La cosa procede, vengono interpellati i secondi e tutto quanto, senonché poco prima che si dia corso alla sfida, Aubrey deve rientrare in azione e la faccenda è come da regolamento accantonata.
Nel corso di tale azione, il capitano viene ferito così gravemente da essere in pericolo di vita e Maturin lo assiste come sempre.
O’Brian non ci fa vedere nessun chiarimento fra di loro: la faccenda del duello semplicemente scompare e alla fine del libro i due sono amici come sempre.
Io ho provato a immaginare che in occasione della grave ferita di Aubrey entrambi ripensino all’accaduto. Aubrey in modo particolarmente crepuscolare, perché tra le conseguenze di una forte perdita di sangue c’è anche una maggiore fragilità emotiva.
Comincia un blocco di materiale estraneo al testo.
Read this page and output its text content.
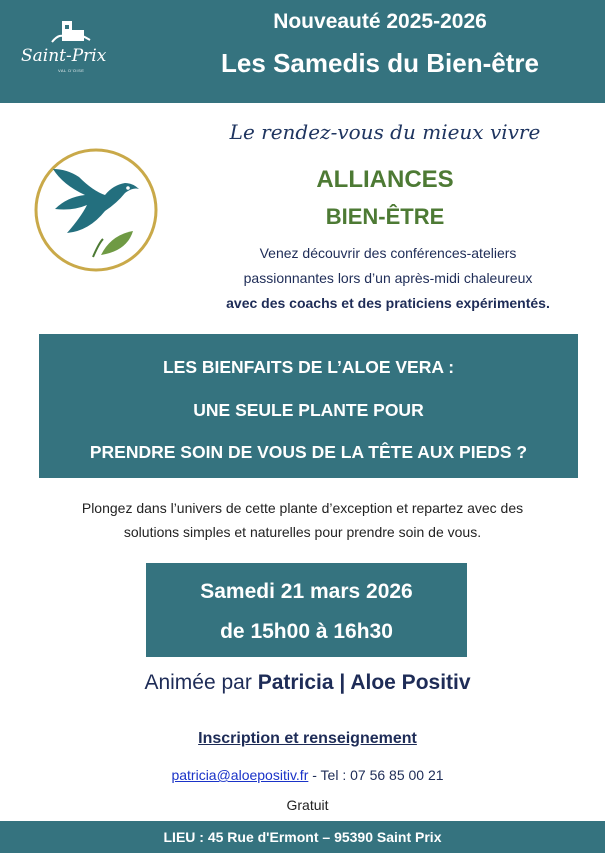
Saint-Prix
VAL D'OISE
Nouveauté 2025-2026
Les Samedis du Bien-être
Le rendez-vous du mieux vivre
ALLIANCES
BIEN-ÊTRE
Venez découvrir des conférences-ateliers
passionnantes lors d’un après-midi chaleureux
avec des coachs et des praticiens expérimentés.
LES BIENFAITS DE L’ALOE VERA :
UNE SEULE PLANTE POUR
PRENDRE SOIN DE VOUS DE LA TÊTE AUX PIEDS ?
Plongez dans l’univers de cette plante d’exception et repartez avec des
solutions simples et naturelles pour prendre soin de vous.
Samedi 21 mars 2026
de 15h00 à 16h30
Animée par Patricia | Aloe Positiv
Inscription et renseignement
patricia@aloepositiv.fr - Tel : 07 56 85 00 21
Gratuit
LIEU : 45 Rue d'Ermont – 95390 Saint Prix
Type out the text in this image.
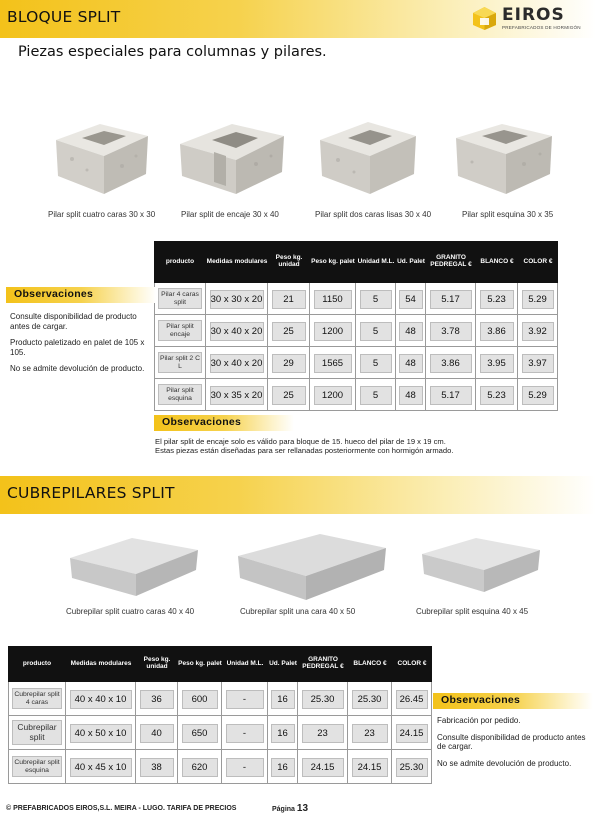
BLOQUE SPLIT	EIROS
PREFABRICADOS DE HORMIGÓN
Piezas especiales para columnas y pilares.
Pilar split cuatro caras 30 x 30	Pilar split de encaje 30 x 40	Pilar split dos caras lisas 30 x 40	Pilar split esquina 30 x 35
producto	Medidas modulares	Peso kg. unidad	Peso kg. palet	Unidad M.L.	Ud. Palet	GRANITO PEDREGAL €	BLANCO €	COLOR €
Pilar 4 caras split	30 x 30 x 20	21	1150	5	54	5.17	5.23	5.29
Pilar split encaje	30 x 40 x 20	25	1200	5	48	3.78	3.86	3.92
Pilar split 2 C L	30 x 40 x 20	29	1565	5	48	3.86	3.95	3.97
Pilar split esquina	30 x 35 x 20	25	1200	5	48	5.17	5.23	5.29
Observaciones

Consulte disponibilidad de producto antes de cargar.

Producto paletizado en palet de 105 x 105.

No se admite devolución de producto.

Observaciones
El pilar split de encaje solo es válido para bloque de 15. hueco del pilar de 19 x 19 cm.
Estas piezas están diseñadas para ser rellanadas posteriormente con hormigón armado.
CUBREPILARES SPLIT
Cubrepilar split cuatro caras 40 x 40	Cubrepilar split una cara 40 x 50	Cubrepilar split esquina 40 x 45
producto	Medidas modulares	Peso kg. unidad	Peso kg. palet	Unidad M.L.	Ud. Palet	GRANITO PEDREGAL €	BLANCO €	COLOR €
Cubrepilar split 4 caras	40 x 40 x 10	36	600	-	16	25.30	25.30	26.45
Cubrepilar split	40 x 50 x 10	40	650	-	16	23	23	24.15
Cubrepilar split esquina	40 x 45 x 10	38	620	-	16	24.15	24.15	25.30
Observaciones

Fabricación por pedido.

Consulte disponibilidad de producto antes de cargar.

No se admite devolución de producto.

© PREFABRICADOS EIROS,S.L. MEIRA - LUGO. TARIFA DE PRECIOS	Página 13
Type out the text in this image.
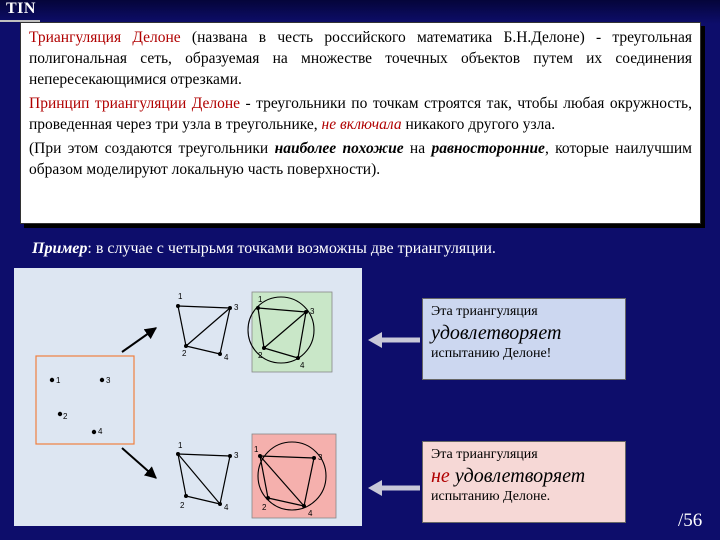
TIN

Триангуляция Делоне (названа в честь российского математика Б.Н.Делоне) - треугольная полигональная сеть, образуемая на множестве точечных объектов путем их соединения непересекающимися отрезками.

Принцип триангуляции Делоне - треугольники по точкам строятся так, чтобы любая окружность, проведенная через три узла в треугольнике, не включала никакого другого узла.

(При этом создаются треугольники наиболее похожие на равносторонние, которые наилучшим образом моделируют локальную часть поверхности).

Пример: в случае с четырьмя точками возможны две триангуляции.
1	3
2
4
1
3
2	4
1
3
2
4
1
3
2	4
1
3
2
4
Эта триангуляция
удовлетворяет
испытанию Делоне!
Эта триангуляция
не удовлетворяет
испытанию Делоне.
/56
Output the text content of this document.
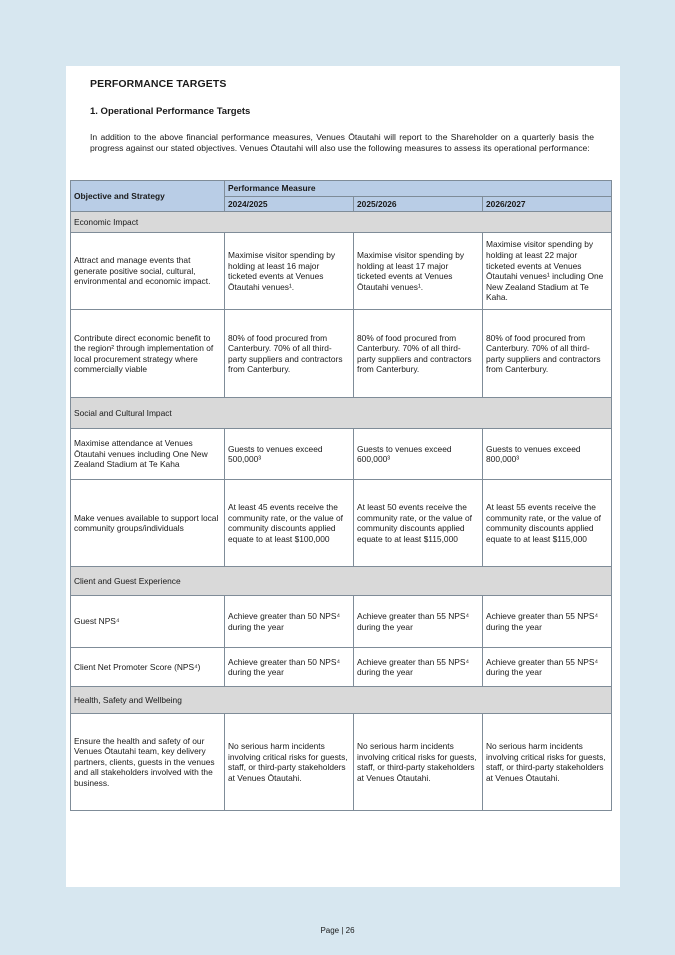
PERFORMANCE TARGETS
1. Operational Performance Targets
In addition to the above financial performance measures, Venues Ōtautahi will report to the Shareholder on a quarterly basis the progress against our stated objectives. Venues Ōtautahi will also use the following measures to assess its operational performance:
Objective and Strategy	Performance Measure		
	2024/2025	2025/2026	2026/2027
Economic Impact			
Attract and manage events that generate positive social, cultural, environmental and economic impact.	Maximise visitor spending by holding at least 16 major ticketed events at Venues Ōtautahi venues¹.	Maximise visitor spending by holding at least 17 major ticketed events at Venues Ōtautahi venues¹.	Maximise visitor spending by holding at least 22 major ticketed events at Venues Ōtautahi venues¹ including One New Zealand Stadium at Te Kaha.
Contribute direct economic benefit to the region² through implementation of local procurement strategy where commercially viable	80% of food procured from Canterbury. 70% of all third-party suppliers and contractors from Canterbury.	80% of food procured from Canterbury. 70% of all third-party suppliers and contractors from Canterbury.	80% of food procured from Canterbury. 70% of all third-party suppliers and contractors from Canterbury.
Social and Cultural Impact			
Maximise attendance at Venues Ōtautahi venues including One New Zealand Stadium at Te Kaha	Guests to venues exceed 500,000³	Guests to venues exceed 600,000³	Guests to venues exceed 800,000³
Make venues available to support local community groups/individuals	At least 45 events receive the community rate, or the value of community discounts applied equate to at least $100,000	At least 50 events receive the community rate, or the value of community discounts applied equate to at least $115,000	At least 55 events receive the community rate, or the value of community discounts applied equate to at least $115,000
Client and Guest Experience			
Guest NPS⁴	Achieve greater than 50 NPS⁴ during the year	Achieve greater than 55 NPS⁴ during the year	Achieve greater than 55 NPS⁴ during the year
Client Net Promoter Score (NPS⁴)	Achieve greater than 50 NPS⁴ during the year	Achieve greater than 55 NPS⁴ during the year	Achieve greater than 55 NPS⁴ during the year
Health, Safety and Wellbeing			
Ensure the health and safety of our Venues Ōtautahi team, key delivery partners, clients, guests in the venues and all stakeholders involved with the business.	No serious harm incidents involving critical risks for guests, staff, or third-party stakeholders at Venues Ōtautahi.	No serious harm incidents involving critical risks for guests, staff, or third-party stakeholders at Venues Ōtautahi.	No serious harm incidents involving critical risks for guests, staff, or third-party stakeholders at Venues Ōtautahi.
Page | 26
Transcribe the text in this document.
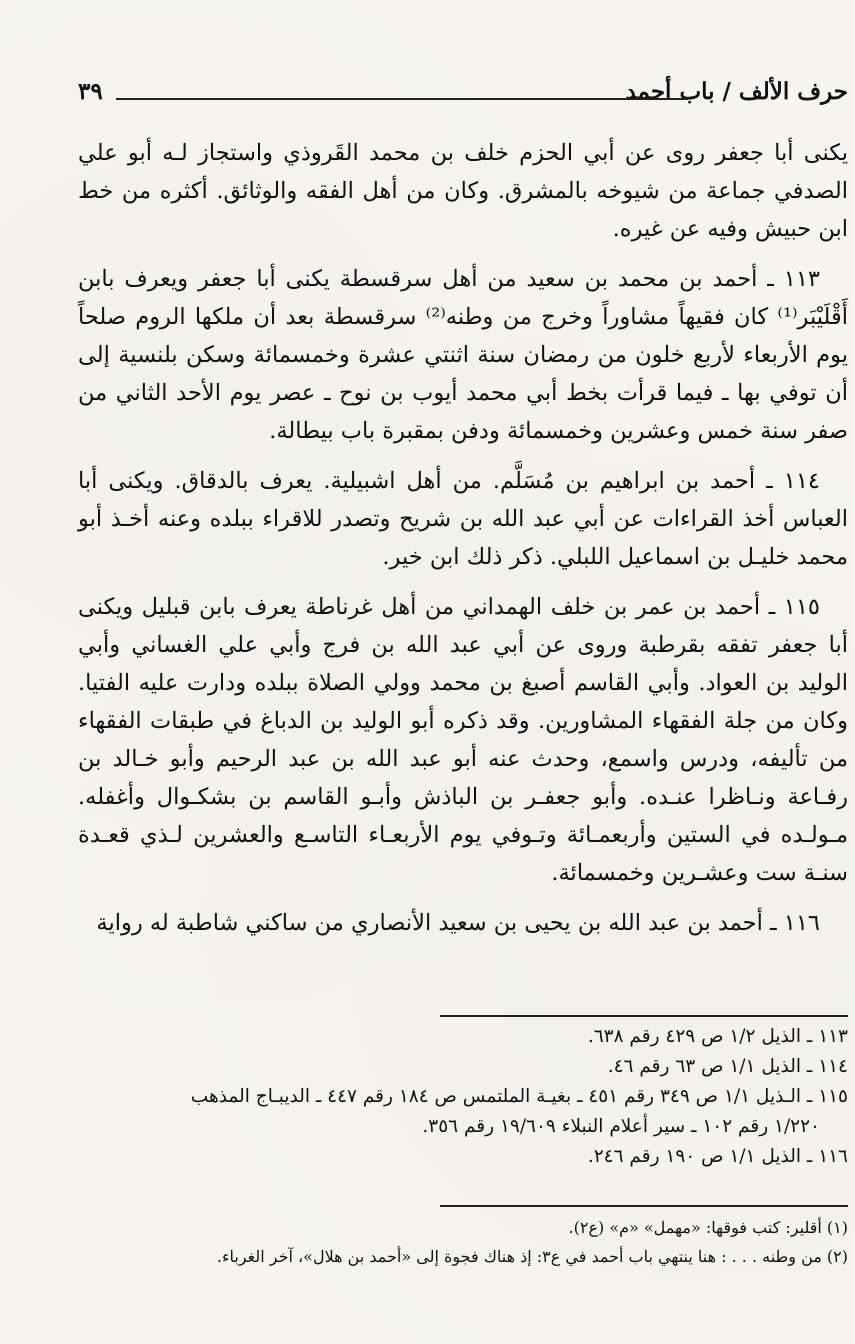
حرف الألف / باب أحمد
٣٩

يكنى أبا جعفر روى عن أبي الحزم خلف بن محمد القَروذي واستجاز لـه أبو علي الصدفي جماعة من شيوخه بالمشرق. وكان من أهل الفقه والوثائق. أكثره من خط ابن حبيش وفيه عن غيره.

١١٣ ـ أحمد بن محمد بن سعيد من أهل سرقسطة يكنى أبا جعفر ويعرف بابن أَقْلَيْبَر⁽¹⁾ كان فقيهاً مشاوراً وخرج من وطنه⁽²⁾ سرقسطة بعد أن ملكها الروم صلحاً يوم الأربعاء لأربع خلون من رمضان سنة اثنتي عشرة وخمسمائة وسكن بلنسية إلى أن توفي بها ـ فيما قرأت بخط أبي محمد أيوب بن نوح ـ عصر يوم الأحد الثاني من صفر سنة خمس وعشرين وخمسمائة ودفن بمقبرة باب بيطالة.

١١٤ ـ أحمد بن ابراهيم بن مُسَلَّم. من أهل اشبيلية. يعرف بالدقاق. ويكنى أبا العباس أخذ القراءات عن أبي عبد الله بن شريح وتصدر للاقراء ببلده وعنه أخـذ أبو محمد خليـل بن اسماعيل اللبلي. ذكر ذلك ابن خير.

١١٥ ـ أحمد بن عمر بن خلف الهمداني من أهل غرناطة يعرف بابن قبليل ويكنى أبا جعفر تفقه بقرطبة وروى عن أبي عبد الله بن فرج وأبي علي الغساني وأبي الوليد بن العواد. وأبي القاسم أصبغ بن محمد وولي الصلاة ببلده ودارت عليه الفتيا. وكان من جلة الفقهاء المشاورين. وقد ذكره أبو الوليد بن الدباغ في طبقات الفقهاء من تأليفه، ودرس واسمع، وحدث عنه أبو عبد الله بن عبد الرحيم وأبو خـالد بن رفـاعة ونـاظرا عنـده. وأبو جعفـر بن الباذش وأبـو القاسم بن بشكـوال وأغفله. مـولـده في الستين وأربعمـائة وتـوفي يوم الأربعـاء التاسـع والعشرين لـذي قعـدة سنـة ست وعشـرين وخمسمائة.

١١٦ ـ أحمد بن عبد الله بن يحيى بن سعيد الأنصاري من ساكني شاطبة له رواية

١١٣ ـ الذيل ١/٢ ص ٤٢٩ رقم ٦٣٨.

١١٤ ـ الذيل ١/١ ص ٦٣ رقم ٤٦.

١١٥ ـ الـذيل ١/١ ص ٣٤٩ رقم ٤٥١ ـ بغيـة الملتمس ص ١٨٤ رقم ٤٤٧ ـ الديبـاج المذهب

١/٢٢٠ رقم ١٠٢ ـ سير أعلام النبلاء ١٩/٦٠٩ رقم ٣٥٦.

١١٦ ـ الذيل ١/١ ص ١٩٠ رقم ٢٤٦.

(١) أقلير: كتب فوقها: «مهمل» «م» (ع٢).

(٢) من وطنه . . . : هنا ينتهي باب أحمد في ع٣: إذ هناك فجوة إلى «أحمد بن هلال»، آخر الغرباء.
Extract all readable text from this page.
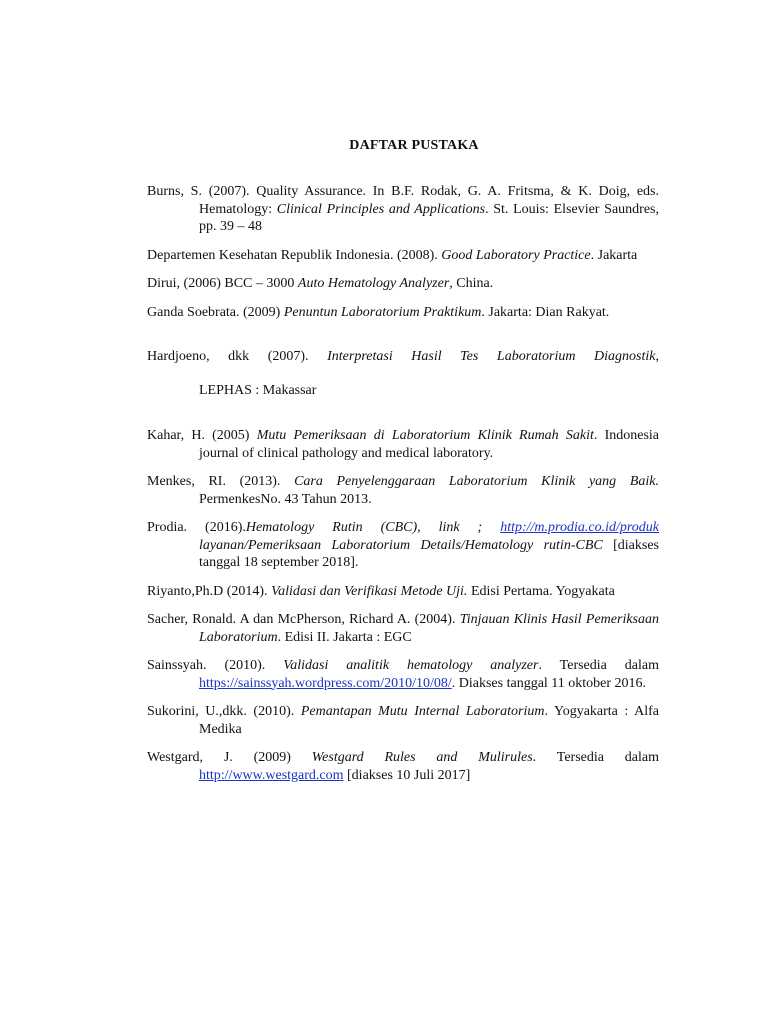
DAFTAR PUSTAKA
Burns, S. (2007). Quality Assurance. In B.F. Rodak, G. A. Fritsma, & K. Doig, eds. Hematology: Clinical Principles and Applications. St. Louis: Elsevier Saundres, pp. 39 – 48
Departemen Kesehatan Republik Indonesia. (2008). Good Laboratory Practice. Jakarta
Dirui, (2006) BCC – 3000 Auto Hematology Analyzer, China.
Ganda Soebrata. (2009) Penuntun Laboratorium Praktikum. Jakarta: Dian Rakyat.
Hardjoeno, dkk (2007). Interpretasi Hasil Tes Laboratorium Diagnostik,
LEPHAS : Makassar
Kahar, H. (2005) Mutu Pemeriksaan di Laboratorium Klinik Rumah Sakit. Indonesia journal of clinical pathology and medical laboratory.
Menkes, RI. (2013). Cara Penyelenggaraan Laboratorium Klinik yang Baik. PermenkesNo. 43 Tahun 2013.
Prodia. (2016).Hematology Rutin (CBC), link ; http://m.prodia.co.id/produk layanan/Pemeriksaan Laboratorium Details/Hematology rutin-CBC [diakses tanggal 18 september 2018].
Riyanto,Ph.D (2014). Validasi dan Verifikasi Metode Uji. Edisi Pertama. Yogyakata
Sacher, Ronald. A dan McPherson, Richard A. (2004). Tinjauan Klinis Hasil Pemeriksaan Laboratorium. Edisi II. Jakarta : EGC
Sainssyah. (2010). Validasi analitik hematology analyzer. Tersedia dalam https://sainssyah.wordpress.com/2010/10/08/. Diakses tanggal 11 oktober 2016.
Sukorini, U.,dkk. (2010). Pemantapan Mutu Internal Laboratorium. Yogyakarta : Alfa Medika
Westgard, J. (2009) Westgard Rules and Mulirules. Tersedia dalam http://www.westgard.com [diakses 10 Juli 2017]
Specifico naturalmente che i personaggi non sono miei e che non guadagno nulla (se non lanci di pomodori marci) scrivendo di loro.









LE COLPE DI UN AMICO SCRIVILE NELLA SABBIA






“Vieni, fratello,” gli disse Stephen all'orecchio, come in un sogno, “devi scendere da basso, stai perdendo troppo sangue. Vieni, vieni. Presto, Bonden, aiutatemi a trasportarlo.”[1]
Aubrey si sentì sospingere in avanti, vacillò e braccia robuste si protesero per sostenerlo. Percepì la voce del suo timoniere e subito dopo quella del dottor Maturin, ma gli parve che giungessero da distanze siderali. Che fossero fioche, vaghe.
Aveva l’impressione di camminare nell’ovatta, in una penombra che andava di momento in momento infittendosi. Sbatté la mano da qualche parte e se ne accorse solo per il rumore che essa produsse.
Non sentì dolore.
Non sentiva quasi più niente, per la verità: né il pulsare sordo della spalla, né le fitte alla testa. Era solo stanco, terribilmente, disperatamente stanco…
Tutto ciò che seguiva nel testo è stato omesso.